Conc. $ {{\mathbf{H}}_2}{\mathbf{S}}{{\mathbf{O}}_4} $ can not be used to prepare pure $ {\mathbf{HBr}} $ from $ {\mathbf{NaBr}} $ as it reacts slowly with $ {\mathbf{NaBr}} $ .
(A) True
(B) False

Answer 1

Hint: To answer the given question, we first need to understand what is reducing agent and oxidizing agent. Also how a strong reducing agent and a strong oxidizing agent affects the reactivity of the reaction. If an oxidizing or reducing agent used is weak or strong, then the product we get is, according to the reactivity of the reducing or oxidizing agent

Complete step by step answer:
Redox is a very important kind of reaction in chemistry. It is a short form for reduction and oxidation reaction. Always remember when there is a reduction simultaneously there occurs or an oxidation reaction.
 In simple words, the reduction is understood as the addition of hydrogen or an electropositive element to that compound, according to electrons, the reduction occurs when a compound gains electrons.

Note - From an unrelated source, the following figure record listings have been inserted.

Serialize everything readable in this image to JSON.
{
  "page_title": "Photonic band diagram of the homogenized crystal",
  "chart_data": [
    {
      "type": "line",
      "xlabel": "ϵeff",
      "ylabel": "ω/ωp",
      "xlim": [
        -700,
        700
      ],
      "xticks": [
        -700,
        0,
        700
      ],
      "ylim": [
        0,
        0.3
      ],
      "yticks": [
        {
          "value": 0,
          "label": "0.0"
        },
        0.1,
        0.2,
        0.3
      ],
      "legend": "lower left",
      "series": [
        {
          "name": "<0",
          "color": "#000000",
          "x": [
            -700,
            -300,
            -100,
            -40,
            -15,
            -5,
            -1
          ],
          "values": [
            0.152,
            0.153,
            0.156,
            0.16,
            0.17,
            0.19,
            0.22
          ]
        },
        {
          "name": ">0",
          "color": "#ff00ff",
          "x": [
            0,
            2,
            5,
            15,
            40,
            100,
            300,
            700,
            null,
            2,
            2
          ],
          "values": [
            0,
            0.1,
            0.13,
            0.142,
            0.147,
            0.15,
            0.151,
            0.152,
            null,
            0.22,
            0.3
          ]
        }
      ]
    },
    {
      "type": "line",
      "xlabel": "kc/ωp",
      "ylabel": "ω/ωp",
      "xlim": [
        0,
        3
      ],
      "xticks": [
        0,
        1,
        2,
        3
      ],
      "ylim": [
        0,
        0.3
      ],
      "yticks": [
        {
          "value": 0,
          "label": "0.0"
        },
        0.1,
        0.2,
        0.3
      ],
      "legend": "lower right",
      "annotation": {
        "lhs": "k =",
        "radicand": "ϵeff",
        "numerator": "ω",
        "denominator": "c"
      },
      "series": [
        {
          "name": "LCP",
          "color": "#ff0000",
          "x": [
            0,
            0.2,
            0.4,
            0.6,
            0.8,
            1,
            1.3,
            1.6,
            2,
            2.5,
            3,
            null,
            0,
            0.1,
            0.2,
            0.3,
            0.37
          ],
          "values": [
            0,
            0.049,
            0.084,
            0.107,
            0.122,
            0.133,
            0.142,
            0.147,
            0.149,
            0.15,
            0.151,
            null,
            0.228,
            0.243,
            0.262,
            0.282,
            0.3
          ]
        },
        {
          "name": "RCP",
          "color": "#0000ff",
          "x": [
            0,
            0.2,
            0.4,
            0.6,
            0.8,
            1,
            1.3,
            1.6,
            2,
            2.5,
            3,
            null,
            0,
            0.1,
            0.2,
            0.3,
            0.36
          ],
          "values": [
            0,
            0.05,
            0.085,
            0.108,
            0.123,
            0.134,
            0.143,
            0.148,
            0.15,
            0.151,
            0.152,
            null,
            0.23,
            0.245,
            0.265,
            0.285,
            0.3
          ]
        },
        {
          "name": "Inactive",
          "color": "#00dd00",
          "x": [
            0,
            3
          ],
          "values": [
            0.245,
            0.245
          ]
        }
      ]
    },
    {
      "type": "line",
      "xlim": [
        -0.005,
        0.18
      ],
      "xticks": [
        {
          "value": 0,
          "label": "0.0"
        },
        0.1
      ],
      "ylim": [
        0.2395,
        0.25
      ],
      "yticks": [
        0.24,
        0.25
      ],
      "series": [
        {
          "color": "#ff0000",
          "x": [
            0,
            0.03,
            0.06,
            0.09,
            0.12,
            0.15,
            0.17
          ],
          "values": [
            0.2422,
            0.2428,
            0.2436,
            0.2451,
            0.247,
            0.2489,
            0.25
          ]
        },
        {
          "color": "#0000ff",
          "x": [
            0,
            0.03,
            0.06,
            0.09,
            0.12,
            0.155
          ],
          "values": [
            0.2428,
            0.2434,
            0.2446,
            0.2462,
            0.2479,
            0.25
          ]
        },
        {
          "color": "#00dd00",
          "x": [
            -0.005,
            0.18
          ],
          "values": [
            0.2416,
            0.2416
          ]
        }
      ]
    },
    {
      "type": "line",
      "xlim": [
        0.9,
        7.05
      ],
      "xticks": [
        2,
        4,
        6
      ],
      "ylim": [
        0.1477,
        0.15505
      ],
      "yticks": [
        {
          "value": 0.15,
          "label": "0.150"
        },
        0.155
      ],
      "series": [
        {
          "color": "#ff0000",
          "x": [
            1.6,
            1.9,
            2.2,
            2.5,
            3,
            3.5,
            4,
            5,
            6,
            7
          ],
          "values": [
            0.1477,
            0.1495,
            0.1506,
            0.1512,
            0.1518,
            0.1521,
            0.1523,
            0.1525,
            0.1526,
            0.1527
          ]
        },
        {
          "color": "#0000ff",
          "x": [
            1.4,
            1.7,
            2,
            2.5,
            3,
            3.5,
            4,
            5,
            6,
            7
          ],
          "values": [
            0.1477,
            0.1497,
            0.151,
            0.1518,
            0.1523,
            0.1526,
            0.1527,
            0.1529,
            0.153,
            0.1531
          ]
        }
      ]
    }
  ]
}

On the other hand, oxidation is understood as the addition of oxygen or any electronegative element to that compound, according to electrons, oxidation occurs when a compound loses electrons.
Now, in the reaction of concentrated sulphuric acid and sodium bromide, hydrogen bromide is a strong reducing agent. Therefore, hydrogen bromide will reduce the concentrated sulphuric acid to sulphur dioxide, and will itself oxidise to form bromine gas.
 $ NaBr + {H_2}S{O_4} \to NaHS{O_4} + HBr $
 $ {H_2}S{O_4} + 2HBr \to S{O_2} + B{r_2} + 2{H_2}O $
And hence concentrated sulphuric acid does not prepare hydrogen bromide with sodium bromide because hydrogen bromide is a strong reducing agent and not because the reaction is slow.
Correct option is B; false.

Note:
The oxidation and reduction of the reaction can also be calculated by the oxidation number. The oxidation number is written normally above the symbol of the atom. If the oxidation number decreases it means it is the reduction and if there is an increase in the oxidation number, it means there is an oxidation of that atom.